RALEIGH — The best argument for setting up a state-run lottery monopoly in North Carolina is that the state government needs more tax money to spend.

It’s noticeable how infrequently lottery proponents such as the administration of Gov. Mike Easley make this straightforward pitch. They apparently don’t believe that the people of North Carolina will buy this, the notion that the fiscal challenges facing the state are simply derived from a lack of ways for Raleigh politicians to get their hands on more of other people’s money. Nor do lottery supporters seem confident that the public will believe additional revenues from a state lottery would be effectively “invested” in bigger government.

Instead, they repeat the same tired cliche that lottereans have been using for years: North Carolina must set up a state lottery so that we will stop losing hundreds of millions of dollars to neighboring states with lotteries. You’ve no doubt already heard this argument over and over again, and if a bill ever passes in the NC General Assembly to hold a statewide referendum on a government lottery, voters will be treated to additional iterations of it.

We’re past the point where lottery boosters can claim ignorance about the basic flaw in this, their most-used argument. They know by now, after my organization and many others have pointed it out, that the true net loss in tax revenue from North Carolinians to the state-run lotteries next door is only a small fraction of the hundreds of millions of dollars typically mentioned (because North Carolinians win lottery prizes), and that this revenue “loss” is too small to be rationally concerned about. That is, administrative costs of setting up and operating a North Carolina lottery each year — including annual payments to out-of-state administrators and vendors — would almost certainly exceed the current net revenue loss.

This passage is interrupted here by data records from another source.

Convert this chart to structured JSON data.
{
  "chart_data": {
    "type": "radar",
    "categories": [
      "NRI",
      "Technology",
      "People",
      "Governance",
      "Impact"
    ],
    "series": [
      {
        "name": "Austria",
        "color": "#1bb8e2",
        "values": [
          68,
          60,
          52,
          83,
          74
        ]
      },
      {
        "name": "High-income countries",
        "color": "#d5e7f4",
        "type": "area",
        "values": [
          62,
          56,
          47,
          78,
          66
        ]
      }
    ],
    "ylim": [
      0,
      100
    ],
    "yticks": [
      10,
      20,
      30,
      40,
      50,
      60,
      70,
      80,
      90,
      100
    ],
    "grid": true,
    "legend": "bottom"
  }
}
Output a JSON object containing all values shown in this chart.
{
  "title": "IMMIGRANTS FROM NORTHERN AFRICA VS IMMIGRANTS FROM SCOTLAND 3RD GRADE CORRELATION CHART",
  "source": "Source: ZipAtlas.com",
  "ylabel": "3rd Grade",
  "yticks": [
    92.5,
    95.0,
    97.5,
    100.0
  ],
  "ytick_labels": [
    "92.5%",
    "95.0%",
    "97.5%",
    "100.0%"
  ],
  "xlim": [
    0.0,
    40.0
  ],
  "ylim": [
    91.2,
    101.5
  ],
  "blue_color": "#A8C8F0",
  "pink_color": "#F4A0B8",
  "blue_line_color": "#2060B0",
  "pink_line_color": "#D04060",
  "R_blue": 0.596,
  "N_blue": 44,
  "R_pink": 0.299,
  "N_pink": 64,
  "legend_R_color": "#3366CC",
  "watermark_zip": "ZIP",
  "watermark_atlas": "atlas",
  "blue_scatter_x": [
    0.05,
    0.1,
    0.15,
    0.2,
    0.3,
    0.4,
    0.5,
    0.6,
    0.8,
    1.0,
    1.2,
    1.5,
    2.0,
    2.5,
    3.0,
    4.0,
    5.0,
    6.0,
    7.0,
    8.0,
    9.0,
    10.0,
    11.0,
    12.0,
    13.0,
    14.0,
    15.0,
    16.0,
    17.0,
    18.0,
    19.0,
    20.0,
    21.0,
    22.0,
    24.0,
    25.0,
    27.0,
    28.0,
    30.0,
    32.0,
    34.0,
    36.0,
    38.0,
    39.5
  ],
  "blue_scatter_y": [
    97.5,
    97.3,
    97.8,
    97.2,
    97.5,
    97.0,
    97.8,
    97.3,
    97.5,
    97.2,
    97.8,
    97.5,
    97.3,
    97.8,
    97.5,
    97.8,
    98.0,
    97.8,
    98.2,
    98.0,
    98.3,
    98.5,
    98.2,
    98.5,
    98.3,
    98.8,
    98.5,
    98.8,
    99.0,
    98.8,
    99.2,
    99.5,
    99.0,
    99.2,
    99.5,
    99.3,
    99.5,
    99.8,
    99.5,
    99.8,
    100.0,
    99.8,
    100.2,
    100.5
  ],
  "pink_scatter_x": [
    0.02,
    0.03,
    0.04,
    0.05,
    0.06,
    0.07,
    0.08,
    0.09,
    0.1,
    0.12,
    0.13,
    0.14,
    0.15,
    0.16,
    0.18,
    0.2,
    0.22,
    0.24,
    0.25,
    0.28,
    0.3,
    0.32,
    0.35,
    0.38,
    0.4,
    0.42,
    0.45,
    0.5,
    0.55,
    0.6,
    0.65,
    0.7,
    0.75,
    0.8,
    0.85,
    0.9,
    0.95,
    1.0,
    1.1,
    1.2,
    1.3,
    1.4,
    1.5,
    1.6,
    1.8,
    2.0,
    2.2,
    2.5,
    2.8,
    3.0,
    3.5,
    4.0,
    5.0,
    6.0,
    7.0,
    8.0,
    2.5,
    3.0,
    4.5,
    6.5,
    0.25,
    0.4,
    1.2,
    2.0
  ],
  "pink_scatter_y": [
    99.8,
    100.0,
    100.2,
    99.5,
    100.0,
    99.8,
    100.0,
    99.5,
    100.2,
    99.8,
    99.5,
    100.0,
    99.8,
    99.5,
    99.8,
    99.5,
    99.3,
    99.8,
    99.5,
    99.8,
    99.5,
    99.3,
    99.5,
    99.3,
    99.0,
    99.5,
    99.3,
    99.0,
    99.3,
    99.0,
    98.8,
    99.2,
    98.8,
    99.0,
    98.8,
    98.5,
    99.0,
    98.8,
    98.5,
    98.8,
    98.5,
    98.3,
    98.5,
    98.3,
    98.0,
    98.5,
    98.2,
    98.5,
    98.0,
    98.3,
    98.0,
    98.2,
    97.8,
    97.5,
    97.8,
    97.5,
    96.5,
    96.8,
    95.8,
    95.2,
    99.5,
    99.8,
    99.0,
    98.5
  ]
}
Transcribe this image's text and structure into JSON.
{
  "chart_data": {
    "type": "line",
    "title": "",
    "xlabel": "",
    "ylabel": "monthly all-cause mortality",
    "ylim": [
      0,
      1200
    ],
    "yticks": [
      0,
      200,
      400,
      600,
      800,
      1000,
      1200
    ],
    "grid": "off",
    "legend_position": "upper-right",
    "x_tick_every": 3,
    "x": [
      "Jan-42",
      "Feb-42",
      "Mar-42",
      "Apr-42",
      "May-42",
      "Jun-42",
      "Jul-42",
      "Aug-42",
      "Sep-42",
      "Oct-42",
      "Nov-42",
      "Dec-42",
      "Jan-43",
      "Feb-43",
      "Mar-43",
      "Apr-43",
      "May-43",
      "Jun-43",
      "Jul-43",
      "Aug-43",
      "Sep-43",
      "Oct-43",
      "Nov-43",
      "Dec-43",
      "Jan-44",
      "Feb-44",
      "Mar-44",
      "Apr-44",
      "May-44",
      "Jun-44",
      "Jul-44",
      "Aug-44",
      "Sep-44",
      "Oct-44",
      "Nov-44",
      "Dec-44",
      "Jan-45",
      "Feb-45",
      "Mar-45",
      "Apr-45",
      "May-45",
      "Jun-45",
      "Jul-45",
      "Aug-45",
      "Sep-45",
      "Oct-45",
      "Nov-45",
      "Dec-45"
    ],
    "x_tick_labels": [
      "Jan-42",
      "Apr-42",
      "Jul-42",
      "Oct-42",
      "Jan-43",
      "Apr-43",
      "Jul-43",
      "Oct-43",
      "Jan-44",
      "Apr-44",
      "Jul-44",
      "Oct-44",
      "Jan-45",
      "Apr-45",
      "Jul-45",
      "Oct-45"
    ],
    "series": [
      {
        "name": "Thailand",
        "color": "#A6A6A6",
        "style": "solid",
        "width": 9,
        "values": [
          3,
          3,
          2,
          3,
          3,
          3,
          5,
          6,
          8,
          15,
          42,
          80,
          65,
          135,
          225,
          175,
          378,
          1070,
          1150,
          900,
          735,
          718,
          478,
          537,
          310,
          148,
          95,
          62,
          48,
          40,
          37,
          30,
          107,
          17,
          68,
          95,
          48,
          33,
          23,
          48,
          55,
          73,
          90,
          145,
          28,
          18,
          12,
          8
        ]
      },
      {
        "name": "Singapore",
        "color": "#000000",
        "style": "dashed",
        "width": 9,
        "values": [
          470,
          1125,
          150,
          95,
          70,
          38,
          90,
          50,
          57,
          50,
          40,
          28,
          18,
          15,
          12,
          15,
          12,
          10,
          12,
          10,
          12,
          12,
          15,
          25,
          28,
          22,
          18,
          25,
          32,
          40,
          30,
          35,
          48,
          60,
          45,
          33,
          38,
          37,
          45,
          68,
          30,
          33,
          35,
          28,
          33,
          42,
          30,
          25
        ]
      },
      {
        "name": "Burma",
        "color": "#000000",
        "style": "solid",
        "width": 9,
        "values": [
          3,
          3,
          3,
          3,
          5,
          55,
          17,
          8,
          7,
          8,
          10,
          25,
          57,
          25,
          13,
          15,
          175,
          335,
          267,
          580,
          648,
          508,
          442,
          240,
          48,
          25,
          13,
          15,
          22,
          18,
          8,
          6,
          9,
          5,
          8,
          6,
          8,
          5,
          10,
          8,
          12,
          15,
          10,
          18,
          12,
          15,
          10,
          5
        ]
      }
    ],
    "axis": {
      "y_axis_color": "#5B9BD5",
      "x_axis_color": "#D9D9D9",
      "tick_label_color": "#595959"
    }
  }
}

It is, in other words, like spend a dollar a year to save less than a dollar a year. The argument makes no financial sense.

So why continue to make it? Because of its superficial plausibility. Lotterean argumentation is reiff — sorry, make that rife — with superficial plausibility. For example, plenty of state legislators favoring a lottery referendum have accused their critics, including me personally on several occasions now, of being contemptuous of public opinion and inconsistent about consulting it.

But who’s really being inconsistent? Lottery proponents such as Easley and legislative leaders say the public should decide whether North Carolina will set up a state-run gambling monopoly and punitively tax it each year to finance government growth. But they do not favor asking the public to have a vote on other ideas such as an annual constitutional cap on state spending, legislative term limits, supermajority requirements for legislating tax increases, parental choice in education, and a host of other ideas that poll as well or better than a state-run lottery does. And for the record, I do support a limited initiative-and-referendum system for North Carolina, even though I’d hate to see it result in a government lottery monopoly.

Indeed, many of these same government officials are been working furiously for years now to avoid referendum votes on key public issues traditionally subjectd to voter approval, such as the issuance of public debt. Back in 1999, they wanted to allow the University of North Carolina to issue billions of dollars in debt for construction projects without a referendum. Eventually legislators thought better of this idea (they had some help). More recently, the General Assembly has used financing means for prison construction that avoided a referendum. Why not let the people decide?

The familiar arguments for a state lottery in North Carolina serve as a clear exception to the adage that things just get better with age. No, sometimes they just get rancid.

Hood is president of the John Locke Foundation and publisher of Carolina Journal.